The lower (p<0.05) zinc and magnesium concentration but higher (p<0.05) SOD activity in the MSG-assaulted rats expectedly confirmed a successful oxidative stress induction that probably overwhelmed the SOD-related antioxidant defense and subsequent collapse in the MSG-assaulted rats unlike in rats exposed to AL irrespective of dose or co-MSG-intoxication. The observation and suggestion there to do agree with earlier reports of induction of oxidative stress attributable to oxidant effect of monosodium glutamate47,21,4. It is important to note that, in apparent disagreement of earlier similar studies4,30, the results of this study did not implicate concomitant exposure of MSG and overdose of AL with a significant adversity on the determined rats’ serum and liver homogenate bio-indicators of antioxidant status.
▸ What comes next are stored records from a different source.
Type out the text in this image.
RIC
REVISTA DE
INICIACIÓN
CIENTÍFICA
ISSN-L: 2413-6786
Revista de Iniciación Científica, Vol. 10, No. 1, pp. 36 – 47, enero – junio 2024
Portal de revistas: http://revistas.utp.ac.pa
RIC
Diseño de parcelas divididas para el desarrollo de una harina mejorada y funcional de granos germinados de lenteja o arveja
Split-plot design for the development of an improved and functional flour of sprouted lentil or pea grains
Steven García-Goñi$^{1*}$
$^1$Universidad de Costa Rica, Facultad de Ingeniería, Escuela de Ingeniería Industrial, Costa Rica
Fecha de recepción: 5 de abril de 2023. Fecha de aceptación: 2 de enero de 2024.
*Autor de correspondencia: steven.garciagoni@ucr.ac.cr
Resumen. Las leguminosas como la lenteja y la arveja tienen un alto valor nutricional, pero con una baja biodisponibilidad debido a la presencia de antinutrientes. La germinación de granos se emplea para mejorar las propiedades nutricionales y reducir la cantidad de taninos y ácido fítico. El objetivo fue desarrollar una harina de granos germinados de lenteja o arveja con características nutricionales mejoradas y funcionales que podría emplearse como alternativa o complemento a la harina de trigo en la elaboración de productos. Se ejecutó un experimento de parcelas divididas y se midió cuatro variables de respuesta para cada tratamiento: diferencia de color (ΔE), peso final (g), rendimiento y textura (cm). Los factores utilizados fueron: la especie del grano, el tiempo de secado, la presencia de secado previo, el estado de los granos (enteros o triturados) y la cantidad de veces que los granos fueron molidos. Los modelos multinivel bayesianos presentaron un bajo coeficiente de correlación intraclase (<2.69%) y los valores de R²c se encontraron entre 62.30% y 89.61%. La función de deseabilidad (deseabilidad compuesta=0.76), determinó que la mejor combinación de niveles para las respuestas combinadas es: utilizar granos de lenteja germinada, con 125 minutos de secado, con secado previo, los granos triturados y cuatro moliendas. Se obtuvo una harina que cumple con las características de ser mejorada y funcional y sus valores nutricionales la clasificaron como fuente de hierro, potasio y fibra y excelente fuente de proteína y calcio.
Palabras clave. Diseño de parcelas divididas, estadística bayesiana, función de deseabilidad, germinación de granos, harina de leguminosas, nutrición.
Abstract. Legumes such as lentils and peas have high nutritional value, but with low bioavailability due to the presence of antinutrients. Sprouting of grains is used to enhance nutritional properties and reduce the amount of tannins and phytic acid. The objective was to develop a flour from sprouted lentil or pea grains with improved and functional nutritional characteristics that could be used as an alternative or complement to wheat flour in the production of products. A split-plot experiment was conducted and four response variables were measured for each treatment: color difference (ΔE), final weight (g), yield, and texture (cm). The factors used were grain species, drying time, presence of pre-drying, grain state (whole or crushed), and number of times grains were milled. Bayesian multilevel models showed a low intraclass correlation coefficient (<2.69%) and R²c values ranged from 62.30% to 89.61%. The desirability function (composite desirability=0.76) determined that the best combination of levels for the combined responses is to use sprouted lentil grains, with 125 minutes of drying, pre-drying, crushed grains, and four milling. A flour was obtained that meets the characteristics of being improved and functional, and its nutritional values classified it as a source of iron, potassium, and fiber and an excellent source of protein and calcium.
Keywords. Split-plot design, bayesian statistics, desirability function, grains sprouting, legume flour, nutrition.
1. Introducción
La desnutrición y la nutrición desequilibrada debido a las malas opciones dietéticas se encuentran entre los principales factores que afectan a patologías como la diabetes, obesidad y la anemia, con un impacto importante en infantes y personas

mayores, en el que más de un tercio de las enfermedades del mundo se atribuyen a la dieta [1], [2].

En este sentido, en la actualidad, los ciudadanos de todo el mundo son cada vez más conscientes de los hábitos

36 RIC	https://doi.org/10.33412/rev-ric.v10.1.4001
This apparent disagreement could be a pointer to a hitherto unknown pattern of antioxidant defense mechanism hence warrants follow-up studies. Increased dose and exposure time may make the effect of agent treatment in animals more obvious48. Thus, the noted non-significant (p>0.05) responses in some groups could be attributed to known negligible side response from therapeutic dose exposure of animals to AL and the time-dependent oxidative stress-induction capacity of MSG30. The observation and suggestion herein perhaps implicated SOD as reserved antioxidant defense arsenal in any AL or AL with co-MSG-intoxication adversity in rats’ serum and liver, provoking further studies for clarification.
CONCLUSION
The study indicated that the oxidative stress induction in the rats exposed to monosodium glutamate at 8000 mg kg–1 b.wt. could not be mitigated by the SOD-related antioxidant defense mechanism in the rats. The study further indicated that AL, at the tested doses, did not induce oxidative stress in the rats owing probably to AL-associated efficient or enhanced SOD-related antioxidant mechanism in the rats. And, that the apparent AL-associated benefit on the antioxidant defense mechanism could significantly mitigate oxidative stress caused by MSG-intoxication in the rats. Thus, the study confirmed oxidative stress induction that probably overwhelmed the SOD-related antioxidant defense in MSG-assaulted rats unlike in rats exposed to AL irrespective of dose or co-MSG-intoxication. And that, artemether-lumefantrine improved superoxide dismutase co-regulation related antioxidant defense in monosodium glutamate-induced oxidative stress in rats.
SIGNIFICANCE STATEMENT
The study emphasized that oxidative stress induction following MSG-assault in rats could overwhelm the SOD-related antioxidant defense of the rats. This could be implicating SOD as a reserved antioxidant defense arsenal in possible AL or AL with co-MSG-intoxication adversity in rats serum and liver, provoking further studies for clarifications and are herein recommended.